---
title: Predicting Body Fat
author: Charlotte Wickham
date: "2019-02-01"
---
Based on code from http://www.maths.bath.ac.uk/~jjf23/LMR/scripts2/prediction.R, also found in Section 4.2 of Linear Models with R
```{r setup}
library(faraway)
library(tidyverse)
data(fat, package = "faraway")
```
## Background
**Q1**: Take a quick read through of the documentation on this dataset, `?fat`. We will be using the `brozek` variable, a hard to obtain but accurate measure of body fat percentage, as our response.
In context of the data (discuss with your neighbours):
`y`: body fat percentage (based on Brozek's eqn.)

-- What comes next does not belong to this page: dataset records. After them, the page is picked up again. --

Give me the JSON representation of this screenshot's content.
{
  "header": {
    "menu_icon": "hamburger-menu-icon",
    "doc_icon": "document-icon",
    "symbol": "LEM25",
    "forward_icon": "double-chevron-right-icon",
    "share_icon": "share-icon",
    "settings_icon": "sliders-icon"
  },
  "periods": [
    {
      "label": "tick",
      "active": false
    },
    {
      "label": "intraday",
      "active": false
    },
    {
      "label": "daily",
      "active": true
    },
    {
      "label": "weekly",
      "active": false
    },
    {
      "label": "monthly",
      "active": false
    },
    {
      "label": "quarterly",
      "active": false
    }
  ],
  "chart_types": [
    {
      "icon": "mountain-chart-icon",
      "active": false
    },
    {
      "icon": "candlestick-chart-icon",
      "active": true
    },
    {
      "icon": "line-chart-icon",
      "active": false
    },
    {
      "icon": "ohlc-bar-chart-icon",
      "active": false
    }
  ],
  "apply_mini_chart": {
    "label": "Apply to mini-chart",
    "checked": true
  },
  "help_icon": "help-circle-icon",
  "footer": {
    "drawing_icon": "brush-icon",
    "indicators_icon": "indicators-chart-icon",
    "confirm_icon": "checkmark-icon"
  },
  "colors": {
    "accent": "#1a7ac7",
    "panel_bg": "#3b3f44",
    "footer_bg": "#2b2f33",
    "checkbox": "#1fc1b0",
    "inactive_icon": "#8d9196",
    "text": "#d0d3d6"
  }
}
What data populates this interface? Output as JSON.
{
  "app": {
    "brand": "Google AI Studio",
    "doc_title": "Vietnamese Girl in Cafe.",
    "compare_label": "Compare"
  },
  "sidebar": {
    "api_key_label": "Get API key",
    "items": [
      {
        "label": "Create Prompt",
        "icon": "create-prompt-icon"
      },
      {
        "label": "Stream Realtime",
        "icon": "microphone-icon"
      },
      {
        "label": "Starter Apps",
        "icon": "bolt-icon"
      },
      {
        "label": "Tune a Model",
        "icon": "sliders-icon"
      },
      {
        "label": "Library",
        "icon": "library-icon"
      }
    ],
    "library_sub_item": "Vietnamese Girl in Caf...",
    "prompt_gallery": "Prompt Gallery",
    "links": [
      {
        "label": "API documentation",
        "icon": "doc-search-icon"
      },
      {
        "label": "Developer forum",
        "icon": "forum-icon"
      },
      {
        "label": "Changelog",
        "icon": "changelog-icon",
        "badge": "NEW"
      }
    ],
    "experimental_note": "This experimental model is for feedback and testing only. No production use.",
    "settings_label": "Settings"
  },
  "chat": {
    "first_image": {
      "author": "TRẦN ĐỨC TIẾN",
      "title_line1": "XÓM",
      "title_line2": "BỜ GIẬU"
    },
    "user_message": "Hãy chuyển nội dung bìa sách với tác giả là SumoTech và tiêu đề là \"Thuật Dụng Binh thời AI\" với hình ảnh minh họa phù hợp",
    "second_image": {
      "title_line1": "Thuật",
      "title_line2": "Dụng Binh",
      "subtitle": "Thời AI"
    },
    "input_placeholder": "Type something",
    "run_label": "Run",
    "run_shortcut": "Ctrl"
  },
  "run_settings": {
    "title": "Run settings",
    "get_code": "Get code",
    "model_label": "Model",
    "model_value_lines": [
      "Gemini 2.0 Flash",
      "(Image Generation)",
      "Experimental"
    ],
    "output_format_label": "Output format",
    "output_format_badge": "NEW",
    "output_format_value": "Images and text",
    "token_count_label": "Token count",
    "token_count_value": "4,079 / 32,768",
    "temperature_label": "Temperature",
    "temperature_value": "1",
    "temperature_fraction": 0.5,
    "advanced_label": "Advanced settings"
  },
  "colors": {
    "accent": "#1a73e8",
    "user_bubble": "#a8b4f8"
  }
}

`x_0`: a specific value for age, weight, height and the 10 body circumference.
* What would a confidence interval on the mean response tell us? When might it be useful?
For men with characteristic given by `x_0`, the 95% confidence interval for _average_ body fat percentage. Public health scenario...
* What would a prediction interval on a response tell us? When might it be useful?
For a man with characteristics given by `x_0`, 95% prediction interval for body percentage. E.g. Nick wants to know his body fat. Doctor who wants to estimate body fat for a specific male patient in front of them.
Faraway says:
> "Normally, we would start with an exploratory analysis of the data and a detailed consideration of what model to use but let's be rash and just fit a model and start predicting."
```{r}
lmod <- lm(brozek ~ age + weight + height + neck + chest +
abdom + hip + thigh + knee + ankle + biceps + forearm + wrist, data = fat)
X <- model.matrix(lmod)
```
## Prediction for a "typical" man
This is Faraway's definition of an average man:
```{r}
(x0 <- apply(X, 2, median)) #
```
He decided he wanted a prediction for an "average man". We needed an `x0` to play with.
We can then predict bodyfat for a man with these physical characteristics:
```{r}
(y0 <- sum(x0 * coef(lmod))) # x_0^T \hat{\beta}
```
Or let R do the work:
```{r}
(pred <- predict(lmod, new = data.frame(t(x0)), se = TRUE))
# se.fit is the standard error in the predicted *mean* response.
# residual.scale is estimate of sigma
```
**Q2**: Find the `se.fit` value by using matrix algebra i.e. $\hat{\sigma}\sqrt{x_0^T(X^TX)^{-1}x_0}$ and `residual.scale` instead.
```{r}
pred$residual.scale * sqrt( t(x0) %*% solve(t(X) %*% X) %*% x0 )
```
`predict()` will construct a prediction interval if you ask for it:
```{r}
predict(lmod, new = data.frame(t(x0)), interval = "prediction")
```
**Q3** Using the values from Q2 replicate the calculation of this interval.
```{r}
se_mean <- pred$residual.scale *
sqrt(t(x0) %*% solve(t(X) %*% X) %*% x0)
se_pred <- pred$residual.scale *
sqrt(1 + t(x0) %*% solve(t(X) %*% X) %*% x0)
y0 + c(-1, 1) * qt( 0.975, df = 238) * as.numeric(se_pred)
```
If you ask for a `"confidence"` interval instead you'll get the interval for the **mean** response:
```{r}
predict(lmod, new = data.frame(t(x0)), interval = "confidence")
```
## Width of intervals
Intervals are wider the further we are from the average explanatory values. Let's look at a prediction for someone who is at the (sample) 95th percentile on all variables:
```{r}
(x1 <- apply(X, 2, quantile, probs = 0.95))
```
Compare the width of these intervals to those above:
```{r}
predict(lmod, new = data.frame(t(x1)), interval = "prediction")
predict(lmod, new = data.frame(t(x1)), interval = "confidence")
```
## Aside on other packages
The `add_predictions()` function we saw in lab doesn't calculate standard errors so it isn't very useful in this scenario. However `data_grid()` may be. If you don't provide variables it will pick "typical" values for all those needed in `.model`:
```{r}
library(modelr)
data_grid(fat, .model = lmod)
```
It returns a tibble so it works nicely with `predict()` without having to do any `t()` or `data.frame()` calls:
```{r}
typical_man <- data_grid(fat, .model = lmod)
predict(lmod, newdata = typical_man, interval = "prediction")
```
The broom package has an `augment()` function that will add predictions and their standard errors and return then in tibble form:
```{r}
library(broom)
augment(lmod, newdata = typical_man)
```
Notice the new columns `.fitted` and `.se.fit` which you could use to construct intervals.